В Зале церковных соборов храма Христа Спасителя состоялся первый в его истории светский концерт. Он был посвящен Дню города, но горожан к месту сбора городской элиты не пустили, поскольку амбициозное правительственное мероприятие было еще и закрытой презентацией нового концертного зала Москвы.
Зал церковных соборов, расположенный в нижнем приделе храма Христа Спасителя, пожалуй, самое последнее достижение лужковского градостроения. Освященный патриархом и прошедший в июле сего года госприемку, с политической точки зрения он важен. Во-первых, это альтернатива Кремлю с его КДС. Во-вторых, это апофеоз союза светской городской власти с властями церковными. Практическое слияние места священного с местом увеселительным здесь реализовано не только впервые, но впервые целиком и полностью.
Мысль внедрить храм музыки внутрь церковного храма сама по себе безвкусна, но по-своему революционна. Новый концертный зал, подчиняющийся городскому комитету по культуре, предполагается эксплуатировать теперь как одну из главных музыкальных площадок города. В качестве ближайшей перспективы проговаривается идея переноса сюда концертов из Большого зала консерватории (который сразу после Конкурса имени Чайковского закроют на реконструкцию). Это значит, что Бах и Глинка, католическая и православная музыка будут звучать здесь на тех же правах. Смело уже тем, что потребует известной толерантности от хозяев православного храма.
Однако говорить об этом преждевременно. Концерт показал существенный изъян нового помещения — в нем отвратительная акустика. Все площади огромного подземного пространства очень условно отгорожены, но не изолированы друг от друга. С улицы попадаешь в фойе, а оттуда — прямо в зал. Партер окружен тремя амфитеатрами (всего 1274 места). Сцена, прижатая к стене с фреской "12 апостолов", сверху приплющена натяжным потолком — дискотечно-блескучим подобием звездного неба. Никаких резонирующих щитов (как это принято в западных соборах, оборудуемых под концерты) нет. Звук — плоский и пустой — моментально гаснет, как в бетонном бункере. Микрофонная подзвучка дает митинговую громкость, но ни о каком грамотном балансе не может быть и речи.

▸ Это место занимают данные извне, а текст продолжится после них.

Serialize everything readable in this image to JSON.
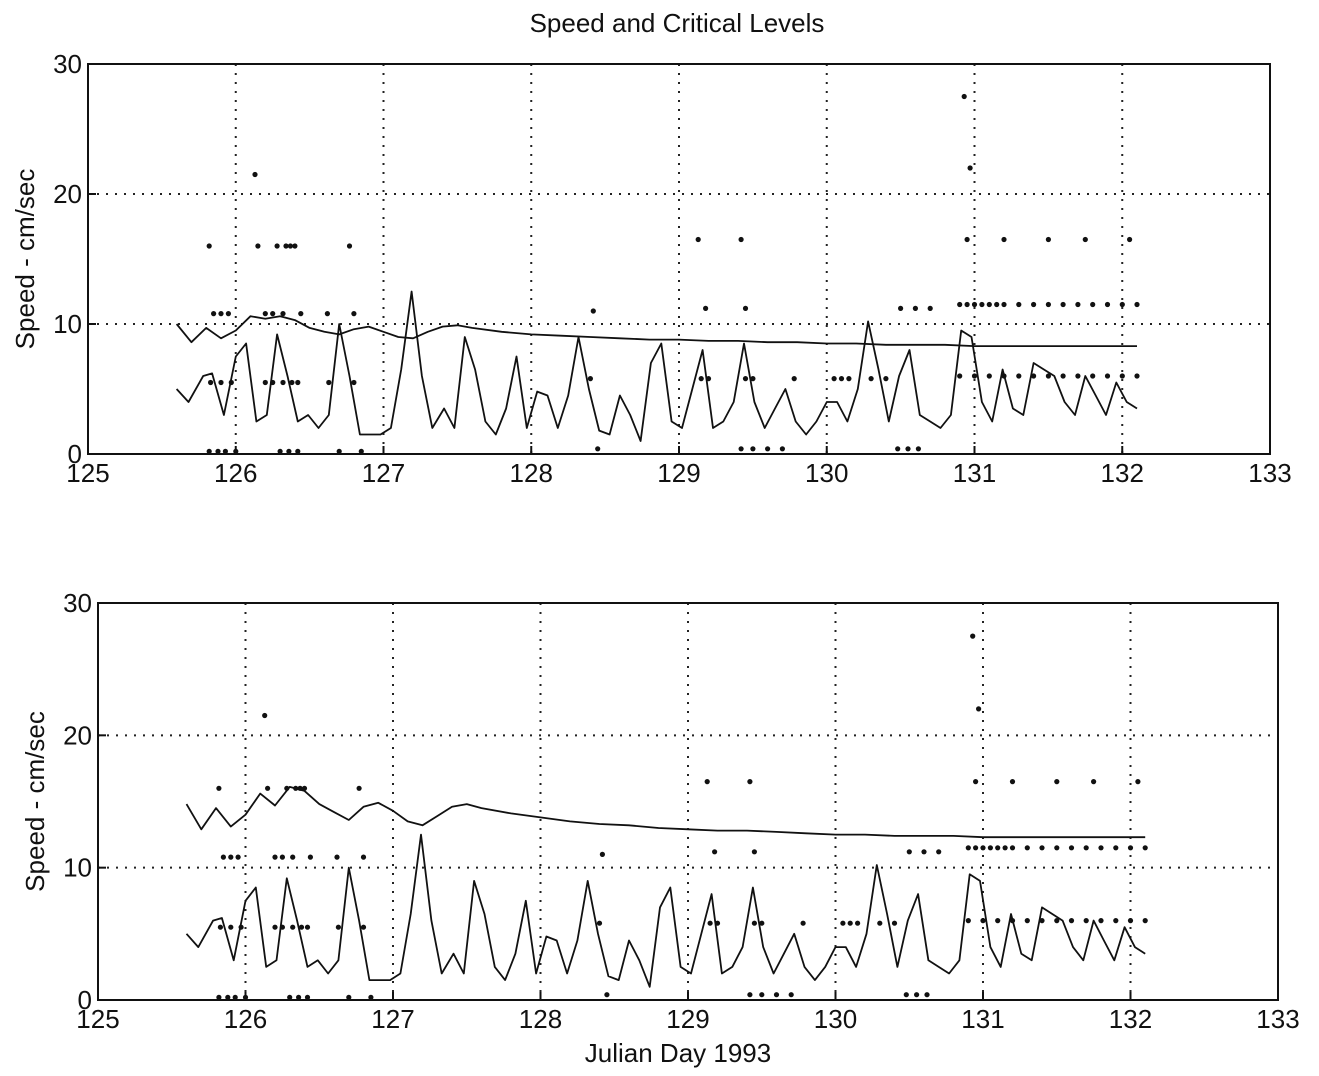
{
  "figure_title": "Speed and Critical Levels",
  "chart_data": [
    {
      "type": "line",
      "title": "Speed and Critical Levels",
      "xlabel": "",
      "ylabel": "Speed - cm/sec",
      "xlim": [
        125,
        133
      ],
      "ylim": [
        0,
        30
      ],
      "x_ticks": [
        "125",
        "126",
        "127",
        "128",
        "129",
        "130",
        "131",
        "132",
        "133"
      ],
      "y_ticks": [
        "0",
        "10",
        "20",
        "30"
      ],
      "grid": true,
      "series": [
        {
          "style": "line",
          "x": [
            125.6,
            125.7,
            125.8,
            125.9,
            126.0,
            126.1,
            126.2,
            126.3,
            126.4,
            126.5,
            126.6,
            126.7,
            126.8,
            126.9,
            127.0,
            127.1,
            127.2,
            127.3,
            127.4,
            127.5,
            127.6,
            127.8,
            128.0,
            128.2,
            128.4,
            128.6,
            128.8,
            129.0,
            129.2,
            129.4,
            129.6,
            129.8,
            130.0,
            130.2,
            130.4,
            130.6,
            130.8,
            131.0,
            131.2,
            131.4,
            131.6,
            131.8,
            132.0,
            132.1
          ],
          "y": [
            10.0,
            8.6,
            9.7,
            8.9,
            9.5,
            10.6,
            10.4,
            10.6,
            10.3,
            9.7,
            9.4,
            9.2,
            9.6,
            9.8,
            9.4,
            9.0,
            8.9,
            9.4,
            9.8,
            9.9,
            9.7,
            9.4,
            9.2,
            9.1,
            9.0,
            8.9,
            8.8,
            8.8,
            8.7,
            8.7,
            8.6,
            8.6,
            8.5,
            8.5,
            8.4,
            8.4,
            8.4,
            8.3,
            8.3,
            8.3,
            8.3,
            8.3,
            8.3,
            8.3
          ]
        },
        {
          "style": "line",
          "x": [
            125.6,
            125.68,
            125.78,
            125.84,
            125.92,
            126.0,
            126.07,
            126.14,
            126.21,
            126.28,
            126.35,
            126.42,
            126.49,
            126.56,
            126.63,
            126.7,
            126.77,
            126.84,
            126.91,
            126.98,
            127.05,
            127.12,
            127.19,
            127.26,
            127.33,
            127.41,
            127.48,
            127.55,
            127.62,
            127.69,
            127.76,
            127.83,
            127.9,
            127.97,
            128.04,
            128.11,
            128.18,
            128.25,
            128.32,
            128.39,
            128.46,
            128.53,
            128.6,
            128.67,
            128.74,
            128.81,
            128.88,
            128.95,
            129.02,
            129.09,
            129.16,
            129.23,
            129.3,
            129.37,
            129.44,
            129.51,
            129.58,
            129.65,
            129.72,
            129.79,
            129.86,
            129.93,
            130.0,
            130.07,
            130.14,
            130.21,
            130.28,
            130.35,
            130.42,
            130.49,
            130.56,
            130.63,
            130.7,
            130.77,
            130.84,
            130.91,
            130.98,
            131.05,
            131.12,
            131.19,
            131.26,
            131.33,
            131.4,
            131.47,
            131.54,
            131.61,
            131.68,
            131.75,
            131.82,
            131.89,
            131.96,
            132.03,
            132.1
          ],
          "y": [
            5.0,
            4.0,
            6.0,
            6.2,
            3.0,
            7.5,
            8.5,
            2.5,
            3.0,
            9.2,
            6.0,
            2.5,
            3.0,
            2.0,
            3.0,
            10.0,
            6.0,
            1.5,
            1.5,
            1.5,
            2.0,
            6.5,
            12.5,
            6.0,
            2.0,
            3.5,
            2.0,
            9.0,
            6.5,
            2.5,
            1.5,
            3.5,
            7.5,
            2.0,
            4.8,
            4.5,
            2.0,
            4.5,
            9.0,
            5.0,
            1.8,
            1.5,
            4.5,
            3.0,
            1.0,
            7.0,
            8.5,
            2.5,
            2.0,
            5.0,
            8.0,
            2.0,
            2.5,
            4.0,
            8.5,
            4.0,
            2.0,
            3.5,
            5.0,
            2.5,
            1.5,
            2.5,
            4.0,
            4.0,
            2.5,
            5.0,
            10.2,
            6.5,
            2.5,
            6.0,
            8.0,
            3.0,
            2.5,
            2.0,
            3.0,
            9.5,
            9.0,
            4.0,
            2.5,
            6.5,
            3.5,
            3.0,
            7.0,
            6.5,
            6.0,
            4.0,
            3.0,
            6.0,
            4.5,
            3.0,
            5.5,
            4.0,
            3.5
          ]
        },
        {
          "style": "dots",
          "x": [
            125.82,
            125.85,
            125.9,
            125.95,
            125.83,
            125.9,
            125.97,
            125.82,
            125.88,
            125.93,
            126.0,
            126.13,
            126.15,
            126.2,
            126.25,
            126.32,
            126.37,
            126.44,
            126.2,
            126.25,
            126.32,
            126.38,
            126.42,
            126.3,
            126.36,
            126.42,
            126.28,
            126.34,
            126.4,
            126.62,
            126.8,
            126.77,
            126.8,
            126.63,
            126.7,
            126.85,
            128.42,
            128.4,
            128.45,
            129.13,
            129.18,
            129.42,
            129.45,
            129.15,
            129.2,
            129.45,
            129.5,
            129.42,
            129.5,
            129.6,
            129.7,
            129.78,
            130.05,
            130.1,
            130.15,
            130.3,
            130.4,
            130.5,
            130.6,
            130.7,
            130.48,
            130.55,
            130.62,
            130.9,
            130.95,
            131.0,
            131.05,
            131.1,
            131.15,
            131.2,
            131.3,
            131.4,
            131.5,
            131.6,
            131.7,
            131.8,
            131.9,
            132.0,
            132.1,
            130.95,
            131.2,
            131.5,
            131.75,
            132.05,
            130.93,
            130.97,
            130.9,
            131.0,
            131.1,
            131.2,
            131.3,
            131.4,
            131.5,
            131.6,
            131.7,
            131.8,
            131.9,
            132.0,
            132.1
          ],
          "y": [
            16.0,
            10.8,
            10.8,
            10.8,
            5.5,
            5.5,
            5.5,
            0.2,
            0.2,
            0.2,
            0.2,
            21.5,
            16.0,
            10.8,
            10.8,
            10.8,
            16.0,
            10.8,
            5.5,
            5.5,
            5.5,
            5.5,
            5.5,
            0.2,
            0.2,
            0.2,
            16.0,
            16.0,
            16.0,
            10.8,
            10.8,
            16.0,
            5.5,
            5.5,
            0.2,
            0.2,
            11.0,
            5.8,
            0.4,
            16.5,
            11.2,
            16.5,
            11.2,
            5.8,
            5.8,
            5.8,
            5.8,
            0.4,
            0.4,
            0.4,
            0.4,
            5.8,
            5.8,
            5.8,
            5.8,
            5.8,
            5.8,
            11.2,
            11.2,
            11.2,
            0.4,
            0.4,
            0.4,
            11.5,
            11.5,
            11.5,
            11.5,
            11.5,
            11.5,
            11.5,
            11.5,
            11.5,
            11.5,
            11.5,
            11.5,
            11.5,
            11.5,
            11.5,
            11.5,
            16.5,
            16.5,
            16.5,
            16.5,
            16.5,
            27.5,
            22.0,
            6.0,
            6.0,
            6.0,
            6.0,
            6.0,
            6.0,
            6.0,
            6.0,
            6.0,
            6.0,
            6.0,
            6.0,
            6.0
          ]
        }
      ]
    },
    {
      "type": "line",
      "title": "",
      "xlabel": "Julian Day 1993",
      "ylabel": "Speed - cm/sec",
      "xlim": [
        125,
        133
      ],
      "ylim": [
        0,
        30
      ],
      "x_ticks": [
        "125",
        "126",
        "127",
        "128",
        "129",
        "130",
        "131",
        "132",
        "133"
      ],
      "y_ticks": [
        "0",
        "10",
        "20",
        "30"
      ],
      "grid": true,
      "series": [
        {
          "style": "line",
          "x": [
            125.6,
            125.7,
            125.8,
            125.9,
            126.0,
            126.1,
            126.2,
            126.3,
            126.4,
            126.5,
            126.6,
            126.7,
            126.8,
            126.9,
            127.0,
            127.1,
            127.2,
            127.3,
            127.4,
            127.5,
            127.6,
            127.8,
            128.0,
            128.2,
            128.4,
            128.6,
            128.8,
            129.0,
            129.2,
            129.4,
            129.6,
            129.8,
            130.0,
            130.2,
            130.4,
            130.6,
            130.8,
            131.0,
            131.2,
            131.4,
            131.6,
            131.8,
            132.0,
            132.1
          ],
          "y": [
            14.8,
            12.9,
            14.5,
            13.1,
            14.0,
            15.6,
            14.7,
            16.1,
            15.8,
            14.8,
            14.2,
            13.6,
            14.6,
            14.9,
            14.3,
            13.5,
            13.2,
            13.9,
            14.6,
            14.8,
            14.5,
            14.1,
            13.8,
            13.5,
            13.3,
            13.2,
            13.0,
            12.9,
            12.8,
            12.8,
            12.7,
            12.6,
            12.5,
            12.5,
            12.4,
            12.4,
            12.4,
            12.3,
            12.3,
            12.3,
            12.3,
            12.3,
            12.3,
            12.3
          ]
        },
        {
          "style": "line",
          "x": [
            125.6,
            125.68,
            125.78,
            125.84,
            125.92,
            126.0,
            126.07,
            126.14,
            126.21,
            126.28,
            126.35,
            126.42,
            126.49,
            126.56,
            126.63,
            126.7,
            126.77,
            126.84,
            126.91,
            126.98,
            127.05,
            127.12,
            127.19,
            127.26,
            127.33,
            127.41,
            127.48,
            127.55,
            127.62,
            127.69,
            127.76,
            127.83,
            127.9,
            127.97,
            128.04,
            128.11,
            128.18,
            128.25,
            128.32,
            128.39,
            128.46,
            128.53,
            128.6,
            128.67,
            128.74,
            128.81,
            128.88,
            128.95,
            129.02,
            129.09,
            129.16,
            129.23,
            129.3,
            129.37,
            129.44,
            129.51,
            129.58,
            129.65,
            129.72,
            129.79,
            129.86,
            129.93,
            130.0,
            130.07,
            130.14,
            130.21,
            130.28,
            130.35,
            130.42,
            130.49,
            130.56,
            130.63,
            130.7,
            130.77,
            130.84,
            130.91,
            130.98,
            131.05,
            131.12,
            131.19,
            131.26,
            131.33,
            131.4,
            131.47,
            131.54,
            131.61,
            131.68,
            131.75,
            131.82,
            131.89,
            131.96,
            132.03,
            132.1
          ],
          "y": [
            5.0,
            4.0,
            6.0,
            6.2,
            3.0,
            7.5,
            8.5,
            2.5,
            3.0,
            9.2,
            6.0,
            2.5,
            3.0,
            2.0,
            3.0,
            10.0,
            6.0,
            1.5,
            1.5,
            1.5,
            2.0,
            6.5,
            12.5,
            6.0,
            2.0,
            3.5,
            2.0,
            9.0,
            6.5,
            2.5,
            1.5,
            3.5,
            7.5,
            2.0,
            4.8,
            4.5,
            2.0,
            4.5,
            9.0,
            5.0,
            1.8,
            1.5,
            4.5,
            3.0,
            1.0,
            7.0,
            8.5,
            2.5,
            2.0,
            5.0,
            8.0,
            2.0,
            2.5,
            4.0,
            8.5,
            4.0,
            2.0,
            3.5,
            5.0,
            2.5,
            1.5,
            2.5,
            4.0,
            4.0,
            2.5,
            5.0,
            10.2,
            6.5,
            2.5,
            6.0,
            8.0,
            3.0,
            2.5,
            2.0,
            3.0,
            9.5,
            9.0,
            4.0,
            2.5,
            6.5,
            3.5,
            3.0,
            7.0,
            6.5,
            6.0,
            4.0,
            3.0,
            6.0,
            4.5,
            3.0,
            5.5,
            4.0,
            3.5
          ]
        },
        {
          "style": "dots",
          "x": [
            125.82,
            125.85,
            125.9,
            125.95,
            125.83,
            125.9,
            125.97,
            125.82,
            125.88,
            125.93,
            126.0,
            126.13,
            126.15,
            126.2,
            126.25,
            126.32,
            126.37,
            126.44,
            126.2,
            126.25,
            126.32,
            126.38,
            126.42,
            126.3,
            126.36,
            126.42,
            126.28,
            126.34,
            126.4,
            126.62,
            126.8,
            126.77,
            126.8,
            126.63,
            126.7,
            126.85,
            128.42,
            128.4,
            128.45,
            129.13,
            129.18,
            129.42,
            129.45,
            129.15,
            129.2,
            129.45,
            129.5,
            129.42,
            129.5,
            129.6,
            129.7,
            129.78,
            130.05,
            130.1,
            130.15,
            130.3,
            130.4,
            130.5,
            130.6,
            130.7,
            130.48,
            130.55,
            130.62,
            130.9,
            130.95,
            131.0,
            131.05,
            131.1,
            131.15,
            131.2,
            131.3,
            131.4,
            131.5,
            131.6,
            131.7,
            131.8,
            131.9,
            132.0,
            132.1,
            130.95,
            131.2,
            131.5,
            131.75,
            132.05,
            130.93,
            130.97,
            130.9,
            131.0,
            131.1,
            131.2,
            131.3,
            131.4,
            131.5,
            131.6,
            131.7,
            131.8,
            131.9,
            132.0,
            132.1
          ],
          "y": [
            16.0,
            10.8,
            10.8,
            10.8,
            5.5,
            5.5,
            5.5,
            0.2,
            0.2,
            0.2,
            0.2,
            21.5,
            16.0,
            10.8,
            10.8,
            10.8,
            16.0,
            10.8,
            5.5,
            5.5,
            5.5,
            5.5,
            5.5,
            0.2,
            0.2,
            0.2,
            16.0,
            16.0,
            16.0,
            10.8,
            10.8,
            16.0,
            5.5,
            5.5,
            0.2,
            0.2,
            11.0,
            5.8,
            0.4,
            16.5,
            11.2,
            16.5,
            11.2,
            5.8,
            5.8,
            5.8,
            5.8,
            0.4,
            0.4,
            0.4,
            0.4,
            5.8,
            5.8,
            5.8,
            5.8,
            5.8,
            5.8,
            11.2,
            11.2,
            11.2,
            0.4,
            0.4,
            0.4,
            11.5,
            11.5,
            11.5,
            11.5,
            11.5,
            11.5,
            11.5,
            11.5,
            11.5,
            11.5,
            11.5,
            11.5,
            11.5,
            11.5,
            11.5,
            11.5,
            16.5,
            16.5,
            16.5,
            16.5,
            16.5,
            27.5,
            22.0,
            6.0,
            6.0,
            6.0,
            6.0,
            6.0,
            6.0,
            6.0,
            6.0,
            6.0,
            6.0,
            6.0,
            6.0,
            6.0
          ]
        }
      ]
    }
  ]
}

Говорить о качестве сольного, хорового и оркестрового звучания в таких обстоятельствах просто излишне. Если и можно обессмыслить выступление федосеевского оркестра с увертюрой Чайковского "1812 год" и дивной музыкой "Весенней кантаты" Свиридова или, скажем, героический вокал 75-летней Ирины Архиповой в "Молитве" Чеснокова, то именно приглашением в эти условия. Впрочем, чиновники, которые одинаково вяло аплодировали и безнадежно плохому хору храма Христа Спасителя (регент Николай Георгиевский), и старательному хору Академии хорового искусства Виктора Попова, видимо, не страдали. К их услугам оказались основные действующие силы музыкальной жизни — от солиста Большого театра Владимира Маторина до эстрадного профессора Иосифа Кобзона, от штатного храмового хора до европейски признанного Владимира Федосеева. Для "закрытого" праздничного эффекта этого оказалось достаточно.

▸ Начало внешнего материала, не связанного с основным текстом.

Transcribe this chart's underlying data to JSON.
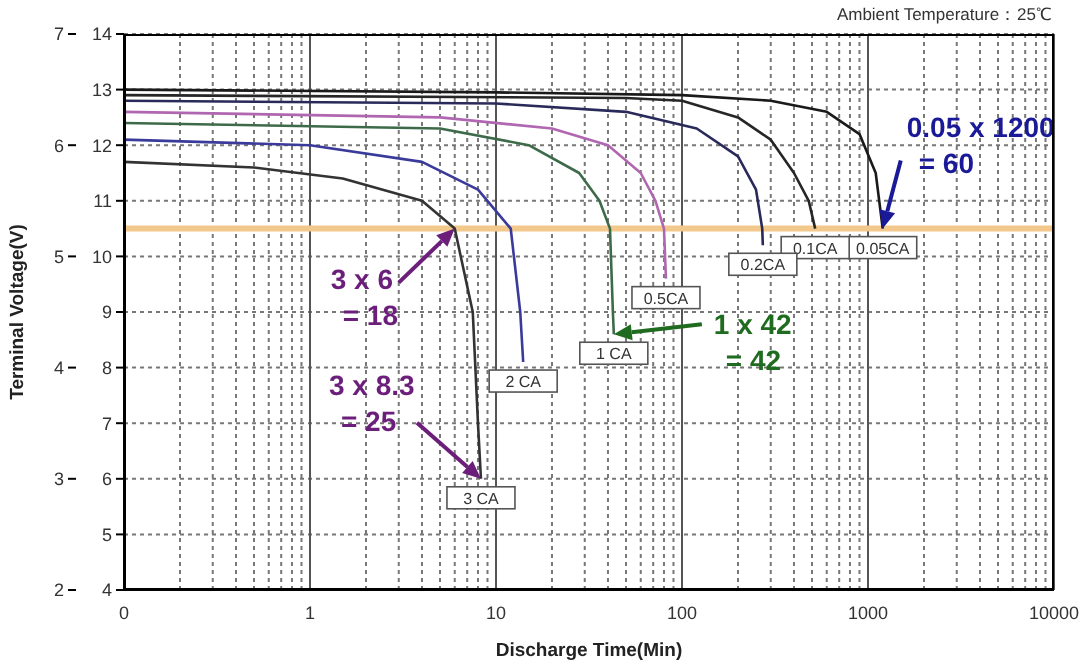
{
  "chart_data": {
    "type": "line",
    "xlabel": "Discharge Time(Min)",
    "y2label": "Terminal Voltage(V)",
    "log": "x",
    "xlim": [
      0.1,
      10000
    ],
    "xticks": [
      {
        "value": 0.1,
        "label": "0"
      },
      1,
      10,
      100,
      1000,
      10000
    ],
    "ylim": [
      4,
      14
    ],
    "yticks": [
      4,
      5,
      6,
      7,
      8,
      9,
      10,
      11,
      12,
      13,
      14
    ],
    "y2lim": [
      2,
      7
    ],
    "y2ticks": [
      2,
      3,
      4,
      5,
      6,
      7
    ],
    "grid": true,
    "marker": "none",
    "line_style": "solid",
    "series": [
      {
        "name": "0.05CA",
        "color": "#1a1a1a",
        "x": [
          0.1,
          10,
          100,
          300,
          600,
          900,
          1100,
          1200
        ],
        "values": [
          13.0,
          12.95,
          12.9,
          12.8,
          12.6,
          12.2,
          11.5,
          10.5
        ]
      },
      {
        "name": "0.1CA",
        "color": "#262626",
        "x": [
          0.1,
          50,
          100,
          200,
          300,
          400,
          480,
          520
        ],
        "values": [
          12.9,
          12.85,
          12.8,
          12.5,
          12.1,
          11.5,
          11.0,
          10.5
        ]
      },
      {
        "name": "0.2CA",
        "color": "#2a2a5a",
        "x": [
          0.1,
          10,
          50,
          120,
          200,
          250,
          270,
          272
        ],
        "values": [
          12.8,
          12.75,
          12.6,
          12.3,
          11.8,
          11.2,
          10.5,
          10.2
        ]
      },
      {
        "name": "0.5CA",
        "color": "#b066b0",
        "x": [
          0.1,
          5,
          20,
          40,
          60,
          72,
          80,
          82
        ],
        "values": [
          12.6,
          12.5,
          12.3,
          12.0,
          11.5,
          11.0,
          10.5,
          9.6
        ]
      },
      {
        "name": "1 CA",
        "color": "#3d6b4a",
        "x": [
          0.1,
          5,
          15,
          28,
          36,
          41,
          42.5,
          43
        ],
        "values": [
          12.4,
          12.3,
          12.0,
          11.5,
          11.0,
          10.5,
          9.0,
          8.6
        ]
      },
      {
        "name": "2 CA",
        "color": "#3a3a9a",
        "x": [
          0.1,
          1,
          4,
          8,
          12,
          13.5,
          14
        ],
        "values": [
          12.1,
          12.0,
          11.7,
          11.2,
          10.5,
          9.0,
          8.1
        ]
      },
      {
        "name": "3 CA",
        "color": "#333333",
        "x": [
          0.1,
          0.5,
          1.5,
          4,
          6,
          7.5,
          8,
          8.3
        ],
        "values": [
          11.7,
          11.6,
          11.4,
          11.0,
          10.5,
          9.0,
          7.0,
          6.0
        ]
      }
    ],
    "ref_lines": [
      {
        "axis": "y",
        "value": 10.5,
        "color": "#f2c88c"
      }
    ],
    "annotations": [
      "Ambient Temperature：25℃",
      {
        "text": "0.05 x 1200 = 60",
        "x": 1200,
        "y": 10.5
      },
      {
        "text": "3 x 6 = 18",
        "x": 6,
        "y": 10.5
      },
      {
        "text": "3 x 8.3 = 25",
        "x": 8.3,
        "y": 6
      },
      {
        "text": "1 x 42 = 42",
        "x": 43,
        "y": 8.6
      }
    ]
  }
}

Программа льстиво приобщила Шостаковича с "алыми звездами башен московских", Чайковского ("будучи музыкантом, я чувствую себя гражданином Москвы") и атамана Кудеяра ("за Кудеяра-разбойника будем мы Бога молить") к специфическому христианству московского правительства. Московское правительство, в свою очередь, с удовольствием приобщилось иллюзии собственного участия в разработке новой религиозно-культурной стратегии города. Вот выстроили и опробовали новый зал. Но на роль "камертона грядущей жизни" он абсолютно не годится.